Everything I needed to know about parenting, I learned from breaking my horse (almost)

When I was 11 years old, I spent a summer breaking my horse. In that process, I learned that there is no substitute for time. To train her into submission to my commands, I needed to show her again, and again, and again that following my directions brought treats, relief, and rest, while ignoring them did not. When my husband and I adopted a dog, we watched dog-training videos and read books on dog-obedience. The same theme emerged: there are no fast tricks to well-trained animals. Training takes huge amounts of invested time in regular teaching sessions, consistent consequences, and persistent reminders. There are no viable shortcuts.

The same is true with children (and ourselves, actually). In Outliers, Malcolm Gladwell concluded that people reach proficiency or mastery of a subject after devoting 10,000 hours to that particular discipline.
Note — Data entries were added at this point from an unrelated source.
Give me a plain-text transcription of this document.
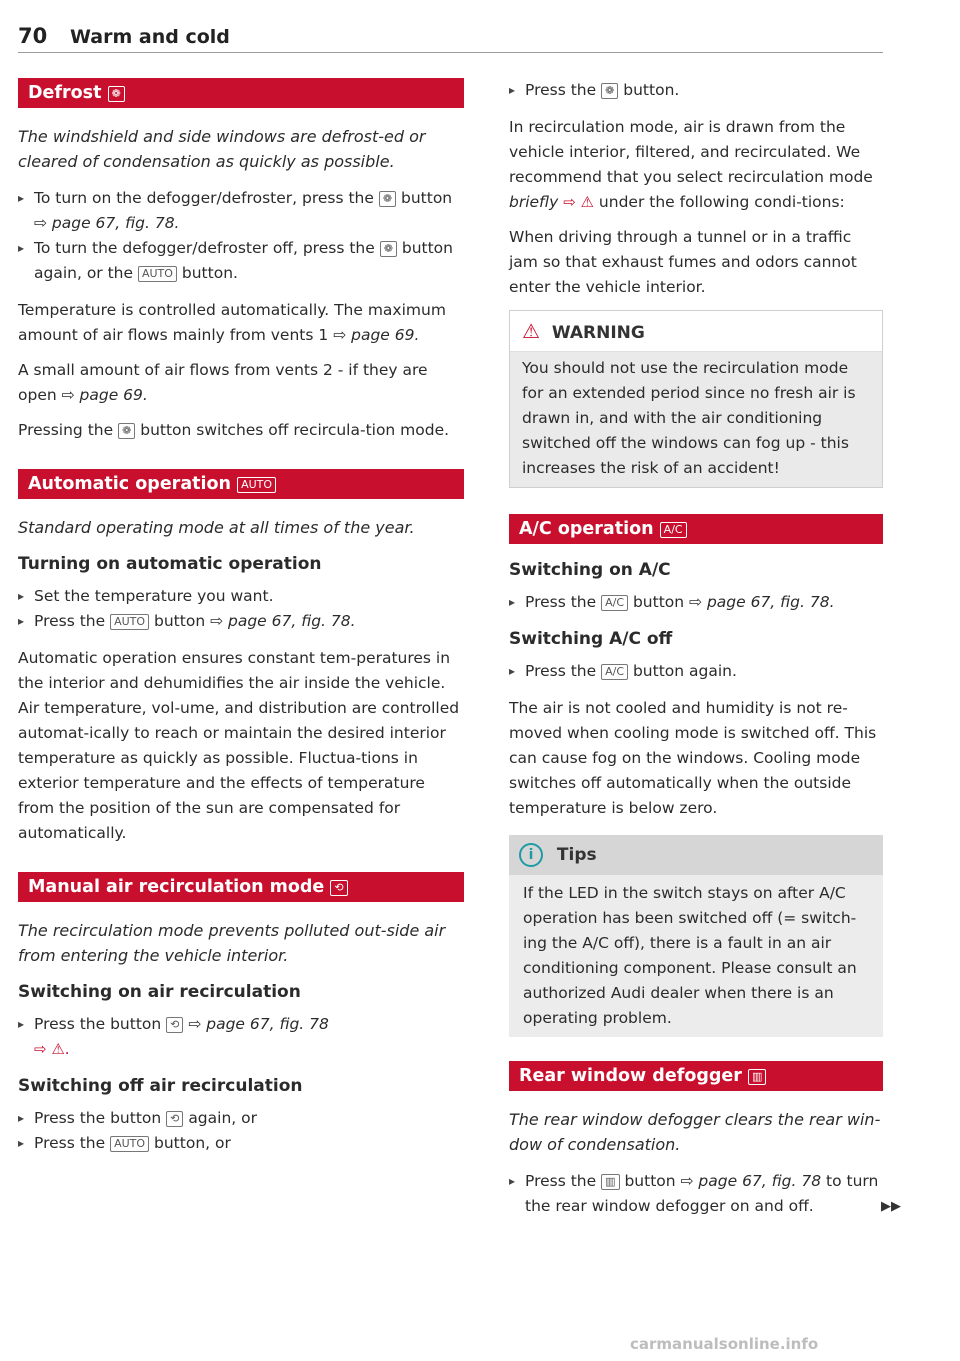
70 Warm and cold
Defrost ❁
The windshield and side windows are defrost-ed or cleared of condensation as quickly as possible.
▸ To turn on the defogger/defroster, press the ❁ button ⇨ page 67, fig. 78.
▸ To turn the defogger/defroster off, press the ❁ button again, or the AUTO button.
Temperature is controlled automatically. The maximum amount of air flows mainly from vents 1 ⇨ page 69.
A small amount of air flows from vents 2 - if they are open ⇨ page 69.
Pressing the ❁ button switches off recircula-tion mode.
Automatic operation AUTO
Standard operating mode at all times of the year.
Turning on automatic operation
▸ Set the temperature you want.
▸ Press the AUTO button ⇨ page 67, fig. 78.
Automatic operation ensures constant tem-peratures in the interior and dehumidifies the air inside the vehicle. Air temperature, vol-ume, and distribution are controlled automat-ically to reach or maintain the desired interior temperature as quickly as possible. Fluctua-tions in exterior temperature and the effects of temperature from the position of the sun are compensated for automatically.
Manual air recirculation mode ⟲
The recirculation mode prevents polluted out-side air from entering the vehicle interior.
Switching on air recirculation
▸ Press the button ⟲ ⇨ page 67, fig. 78
⇨ ⚠.
Switching off air recirculation
▸ Press the button ⟲ again, or
▸ Press the AUTO button, or
▸ Press the ❁ button.
In recirculation mode, air is drawn from the vehicle interior, filtered, and recirculated. We recommend that you select recirculation mode briefly ⇨ ⚠ under the following condi-tions:
When driving through a tunnel or in a traffic jam so that exhaust fumes and odors cannot enter the vehicle interior.
⚠ WARNING
You should not use the recirculation mode for an extended period since no fresh air is drawn in, and with the air conditioning switched off the windows can fog up - this increases the risk of an accident!
A/C operation A/C
Switching on A/C
▸ Press the A/C button ⇨ page 67, fig. 78.
Switching A/C off
▸ Press the A/C button again.
The air is not cooled and humidity is not re-moved when cooling mode is switched off. This can cause fog on the windows. Cooling mode switches off automatically when the outside temperature is below zero.
i Tips
If the LED in the switch stays on after A/C operation has been switched off (= switch-ing the A/C off), there is a fault in an air conditioning component. Please consult an authorized Audi dealer when there is an operating problem.
Rear window defogger ▥
The rear window defogger clears the rear win-dow of condensation.
▸ Press the ▥ button ⇨ page 67, fig. 78 to turn the rear window defogger on and off.	▶▶
carmanualsonline.info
As a lover of statistics and the multivariate regression, I know that there are other factors affecting success or mastery. I agree with Gladwell, though, that 10,000 hours is a good starting point.

So what does that look like? 10,000 hours is more than 27 years when broken into an hour a day, or 18 years for an hour and a half a day.

When it comes to my kids, what virtues do I want to impart and how much time do I spend teaching them? I want my kids to extend mercy to people – not giving people what they earn or deserve. Imagine how many times I need to show mercy to them to teach this lesson. How many times do I give my three-year-old son stickers on the responsibility chart for simply attempting to be kind? How many times do I give hugs and sympathy to a hurting child who disobeys my warning about danger? (I reference small situations here, as I would always intervene in a situation if my child or someone else would be seriously hurt.)

One wise mother, who raised five successful adults, once encouraged me to imagine the type of person I wanted my then eight-month-old to be when he turned 18 years old, and do now what was necessary for him to be that person in the future. I am not talking about brainwashing or programming children here. As any mother will attest, free will is alive and well; there are no guarantees when raising children, who will choose for themselves. But think about how the life we make for our children predisposes them to certain habits or actions, particular enjoyments, and their view of the world.

What habits and character traits am I nurturing? If imagination and play are important (and I believe that they are), do I give my kids opportunities to imagine and play? If service is important, am I modeling that and inviting my children to take part with our time, talents, and resources? If I value knowledge of God, does how we invest our time every day reflect that priority?

As I write this at the end of a day, I am physically and mentally aware of how exhausted one becomes after a day of “playing.” Yet I urge us all to run the daily race with all the strength and resolve within us. Effective parenting requires lots of time, and quality time results from quantities of time. How we spend our time matters. What changes do you need to make to spend yours without regrets?